Le navire "Berlioz" de la société MyFerryLink, gérée par des ex-salariés de SeaFrance, quitte le port de Calais (Pas-de-Calais), le 20 août 2013. (PHILIPPE HUGUEN / AFP)

Vendredi matin, plusieurs centaines de marins ont bloqué le port de Calais.

La Société coopérative ouvrière de production (Scop) SeaFrance, qui exploite la compagnie maritime MyFerryLink, a été placée en liquidation judiciaire, vendredi 31 juillet, par le tribunal de commerce de Boulogne-sur-Mer (Pas-de-Calais). Cette procédure doit permettre le paiement des 487 salariés, la Scop n'ayant pas la trésorerie suffisante pour le faire.

Pour comprendre comment la société en est arrivée là, francetv info revient en trois questions sur la situation de la Scop SeaFrance.

La Scop SeaFrance, c'est quoi ?

Une société qui assure les traversées de la Manche par ferries, en opérant les navires de la compagnie MyFerryLink. La coopérative ouvrière a été créée par la salariés de la défunte SeaFrance, placée en liquidation judiciaire fin 2011 après plusieurs années de difficultés. Quand cette filiale de la SNCF a été liquidée, 1 500 Calaisiens ont perdu leur emploi. 

Lors de sa création en 2012, la Scop n'avait pas les moyens de racheter les bateaux de SeaFrance. Un montage a donc été trouvé : Eurotunnel a acquis trois bateaux de SeaFrance et les a loués, via la compagnie MyFerryLink qui lui appartient, à la nouvelle Scop SeaFrance.

Pourquoi se retrouve-t-elle en liquidation judiciaire ?

Tout part d'une situation jugée abusive par la CMA, l'Autorité de la concurrence britannique. Le seul client de la Scop SeaFrance est en effet Eurotunnel, via la société de commercialisation MyFerryLink. La compagnie achète l'ensemble des traversées des navires, et les revend à des particuliers ou des transporteurs.

Inacceptable pour la CMA, qui décide de poursuivre Eurotunnel devant les autorités européennes car elle estime que l'entreprise "qui règne déjà sur la liaison ferroviaire du tunnel sous la Manche, est en position dominante sur le détroit maritime", explique L'Express. Fin mai, Eurotunnel décide de ne pas renouveller son contrat avec la Scop, qui court jusqu'au 2 juillet. Le seul client de la coopérative ouvrière disparaît donc, et depuis le début du mois de juillet, le site internet de MyFerryLink indique que la compagnie maritime a cessé ses activités.

Le 11 juin, Eurotunnel annonce par communiqué la mise en redressement judiciaire de la Scop SeaFrance, et la vente de deux des trois bateaux exploités par MyFerryLink à un concurrent danois, DFDS.

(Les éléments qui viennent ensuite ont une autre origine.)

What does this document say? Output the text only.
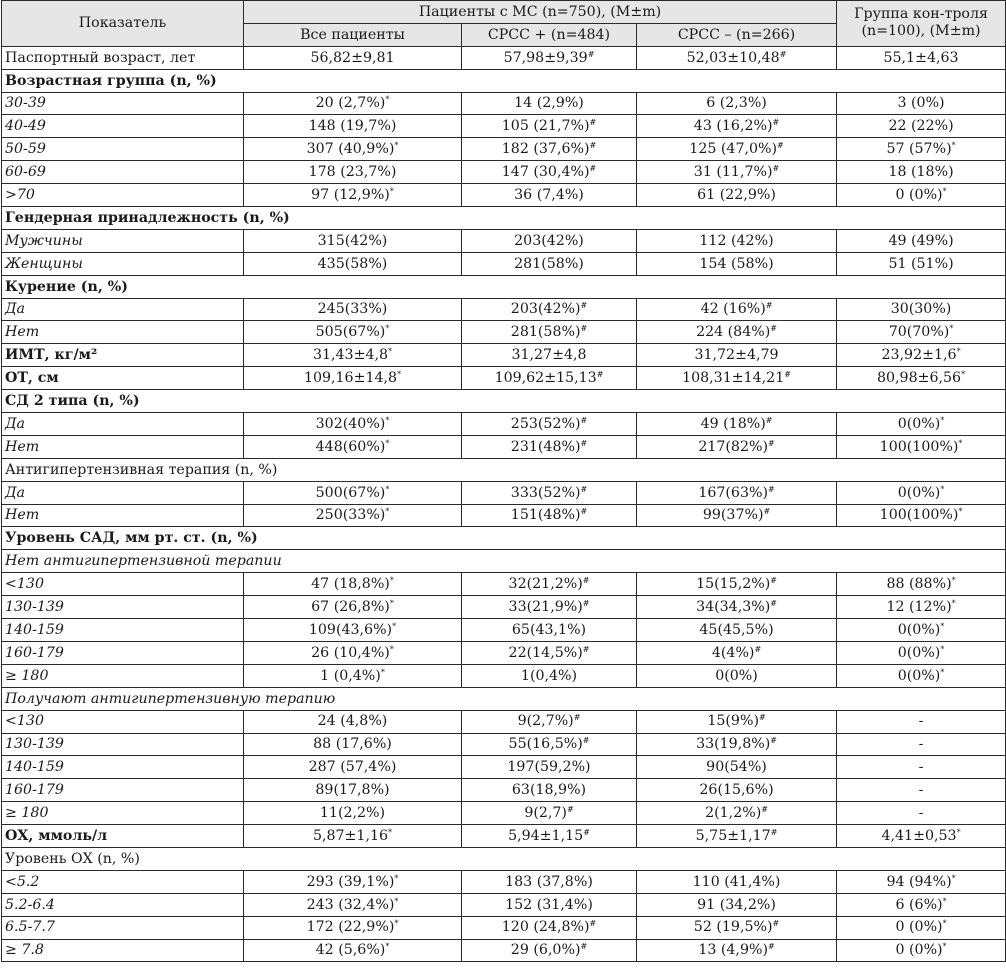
Показатель	Пациенты с МС (n=750), (M±m)			Группа кон-троля (n=100), (M±m)
	Все пациенты	СРСС + (n=484)	СРСС – (n=266)	
Паспортный возраст, лет	56,82±9,81	57,98±9,39#	52,03±10,48#	55,1±4,63
Возрастная группа (n, %)				
30-39	20 (2,7%)*	14 (2,9%)	6 (2,3%)	3 (0%)
40-49	148 (19,7%)	105 (21,7%)#	43 (16,2%)#	22 (22%)
50-59	307 (40,9%)*	182 (37,6%)#	125 (47,0%)#	57 (57%)*
60-69	178 (23,7%)	147 (30,4%)#	31 (11,7%)#	18 (18%)
>70	97 (12,9%)*	36 (7,4%)	61 (22,9%)	0 (0%)*
Гендерная принадлежность (n, %)				
Мужчины	315(42%)	203(42%)	112 (42%)	49 (49%)
Женщины	435(58%)	281(58%)	154 (58%)	51 (51%)
Курение (n, %)				
Да	245(33%)	203(42%)#	42 (16%)#	30(30%)
Нет	505(67%)*	281(58%)#	224 (84%)#	70(70%)*
ИМТ, кг/м²	31,43±4,8*	31,27±4,8	31,72±4,79	23,92±1,6*
ОТ, см	109,16±14,8*	109,62±15,13#	108,31±14,21#	80,98±6,56*
СД 2 типа (n, %)				
Да	302(40%)*	253(52%)#	49 (18%)#	0(0%)*
Нет	448(60%)*	231(48%)#	217(82%)#	100(100%)*
Антигипертензивная терапия (n, %)				
Да	500(67%)*	333(52%)#	167(63%)#	0(0%)*
Нет	250(33%)*	151(48%)#	99(37%)#	100(100%)*
Уровень САД, мм рт. ст. (n, %)				
Нет антигипертензивной терапии				
<130	47 (18,8%)*	32(21,2%)#	15(15,2%)#	88 (88%)*
130-139	67 (26,8%)*	33(21,9%)#	34(34,3%)#	12 (12%)*
140-159	109(43,6%)*	65(43,1%)	45(45,5%)	0(0%)*
160-179	26 (10,4%)*	22(14,5%)#	4(4%)#	0(0%)*
≥ 180	1 (0,4%)*	1(0,4%)	0(0%)	0(0%)*
Получают антигипертензивную терапию				
<130	24 (4,8%)	9(2,7%)#	15(9%)#	-
130-139	88 (17,6%)	55(16,5%)#	33(19,8%)#	-
140-159	287 (57,4%)	197(59,2%)	90(54%)	-
160-179	89(17,8%)	63(18,9%)	26(15,6%)	-
≥ 180	11(2,2%)	9(2,7)#	2(1,2%)#	-
ОХ, ммоль/л	5,87±1,16*	5,94±1,15#	5,75±1,17#	4,41±0,53*
Уровень ОХ (n, %)				
<5.2	293 (39,1%)*	183 (37,8%)	110 (41,4%)	94 (94%)*
5.2-6.4	243 (32,4%)*	152 (31,4%)	91 (34,2%)	6 (6%)*
6.5-7.7	172 (22,9%)*	120 (24,8%)#	52 (19,5%)#	0 (0%)*
≥ 7.8	42 (5,6%)*	29 (6,0%)#	13 (4,9%)#	0 (0%)*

 Que vont devenir les salariés ?

C'est la grande inconnue. Le PDG d'Eurotunnel, Jacques Gounon, a prévenu début juin que l'ensemble du personnel ne serait pas repris par la société danoise qui a racheté deux des trois navires de MyFerryLink. Il a indiqué qu'il appartenait à la Scop "de définir avec DFDS les conditions de reprise" des employés. 

De son côté, le gouvernement a soumis la semaine dernière un texte prévoyant notamment la liquidation de la Scop SeaFrance, la création d'une nouvelle Scop exploitant le navire non vendu, et la reprise au total de 380 salariés sur 487. Il a fixé pour objectif "d'obtenir dans un délai de 3 mois une solution pour chaque salarié".

Les dirigeants d'Eurotunnel, du groupe danois DFDS et du Syndicat maritime Nord se sont réunis lundi et ont émis des contre-propositions au "protocole de sortie de crise" soumis par le gouvernement. Mais mécontents de l'avancée des discussions, des centaines de marins de la Scop SeaFrance ont bloqué, vendredi, les bretelles d'accès au port de Calais avec des tas de pneus en feu, entamant une nouvelle épreuve de force pour défendre leur compagnie.